10/08/2022

Invisibilidade indolor

(Este blog parece uma página de Instagram que tive que deixar de seguir porque a autora, apesar de muito cómica, era assaz aborrecida: cada vez que “abria a boca”, era para dizer “Eu sou vegan”. Já eu, cada vez que escrevo um post, digo “Eu tenho cancro”. Cada parva com a sua mania.)

Passei a conhecer as pessoas por outros prismas, como se me tivesse sentado numa cadeira elevatória e giratória e pudesse andar-lhes a toda a volta, vê-las por quadrantes nunca antes imagináveis porque impossíveis, olhá-las de cima, de viés, do avesso, à socapa. Sentir-lhes, assim, as fragilidades, as cobardias também, as fraquezas, as falhas. Claro que a inversa também é verdadeira, e foi-me igualmente dada oportunidade de conhecer a dimensão inumana — no sentido positivo do termo — de outras, por tão generosa e abnegada. Curiosamente, nestas últimas incluem-se pessoas da blogosfera, ou daquilo que resta deste nosso recanto, que vieram dar-me um abraço muito mais apertado e definitivo do que o de outras da minha vida real.
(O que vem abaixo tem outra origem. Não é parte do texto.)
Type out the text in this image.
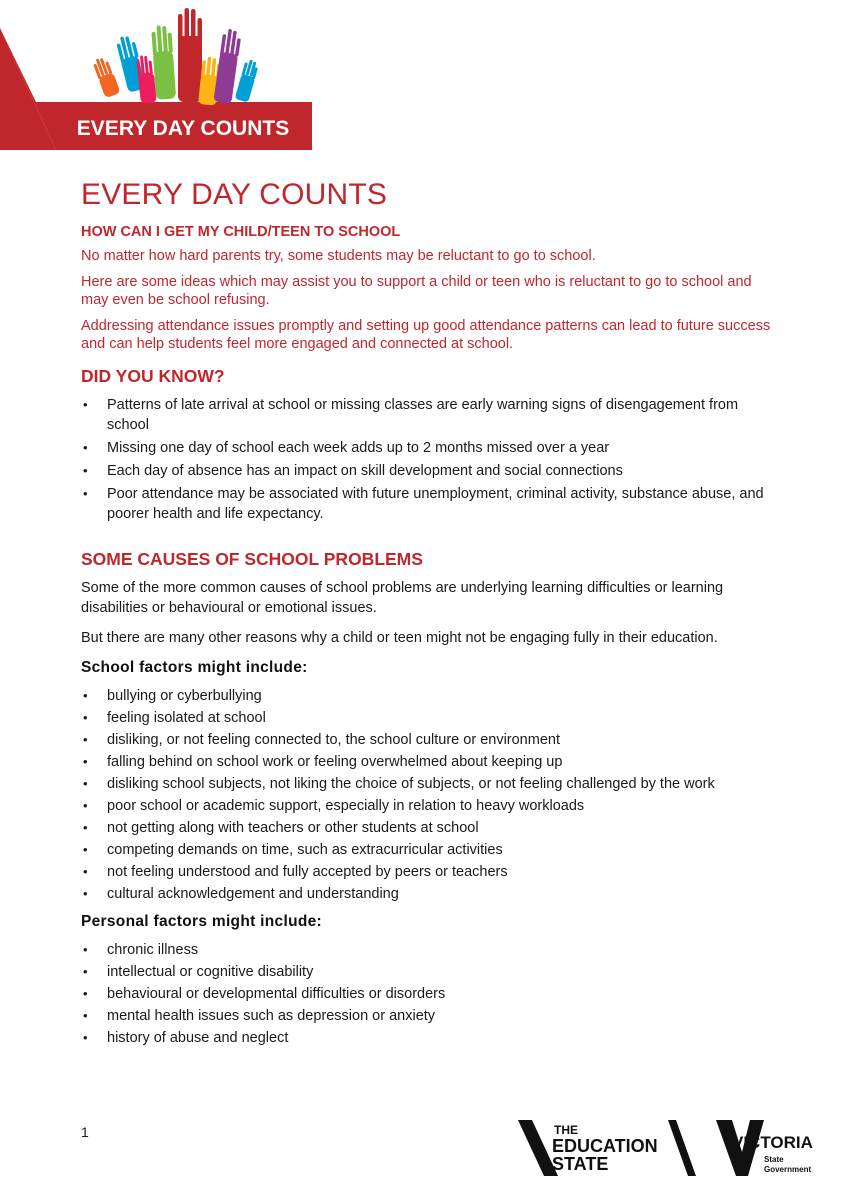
EVERY DAY COUNTS
EVERY DAY COUNTS
HOW CAN I GET MY CHILD/TEEN TO SCHOOL

No matter how hard parents try, some students may be reluctant to go to school.

Here are some ideas which may assist you to support a child or teen who is reluctant to go to school and may even be school refusing.

Addressing attendance issues promptly and setting up good attendance patterns can lead to future success and can help students feel more engaged and connected at school.

DID YOU KNOW?
• Patterns of late arrival at school or missing classes are early warning signs of disengagement from school
• Missing one day of school each week adds up to 2 months missed over a year
• Each day of absence has an impact on skill development and social connections
• Poor attendance may be associated with future unemployment, criminal activity, substance abuse, and poorer health and life expectancy.
SOME CAUSES OF SCHOOL PROBLEMS

Some of the more common causes of school problems are underlying learning difficulties or learning disabilities or behavioural or emotional issues.

But there are many other reasons why a child or teen might not be engaging fully in their education.

School factors might include:
• bullying or cyberbullying
• feeling isolated at school
• disliking, or not feeling connected to, the school culture or environment
• falling behind on school work or feeling overwhelmed about keeping up
• disliking school subjects, not liking the choice of subjects, or not feeling challenged by the work
• poor school or academic support, especially in relation to heavy workloads
• not getting along with teachers or other students at school
• competing demands on time, such as extracurricular activities
• not feeling understood and fully accepted by peers or teachers
• cultural acknowledgement and understanding
Personal factors might include:
• chronic illness
• intellectual or cognitive disability
• behavioural or developmental difficulties or disorders
• mental health issues such as depression or anxiety
• history of abuse and neglect
1	THE
EDUCATION
STATE
VICTORIA
State
Government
Antes que haja por aí alguma confusão, estou a lembrar-me concretamente de uma amiga de amiga, que se cruza comigo no ginásio e que, desde que o mundo soube, logo a seguir a mim, que eu estava doente, simplesmente deixou de me falar. Não que antes travássemos diálogos muito profundos, basicamente não passávamos do “olá”, ou, no limite da loucura, algo acerca de treinos ou da nossa amiga comum, mas agora julgo que me tornei invisível, pois a criatura passa por mim e desvia o olhar, ou, melhor ainda, olha-me à transparência, eu feita cristal bonito que se quebra quando cai.

Não sei como, nem se vale a pena, explicar a estes seres que o que eu tenho não se pega. Que o que eu tenho precisa de palavras, sobretudo se forem ditas por mim, sobretudo se forem um bocadinho mais do que chavões, andrà tutto bene. Que o que eu tenho se chama cancro, não tumor, não problema, não doença, só. Eu chamo o boi pelo nome, nada temam, que não desmaiarei se disserem “cancro” à minha frente. Cancro, cancro, cancro. 

Compreendo que, sem saber o que fazer ou dizer, haja quem prefira não fazer ou dizer coisa alguma. Eu também já fiz isso. E agora sei o quanto dói essa forçada indiferença. Mas também sei que, quando nos tornamos invisíveis, deixa de doer.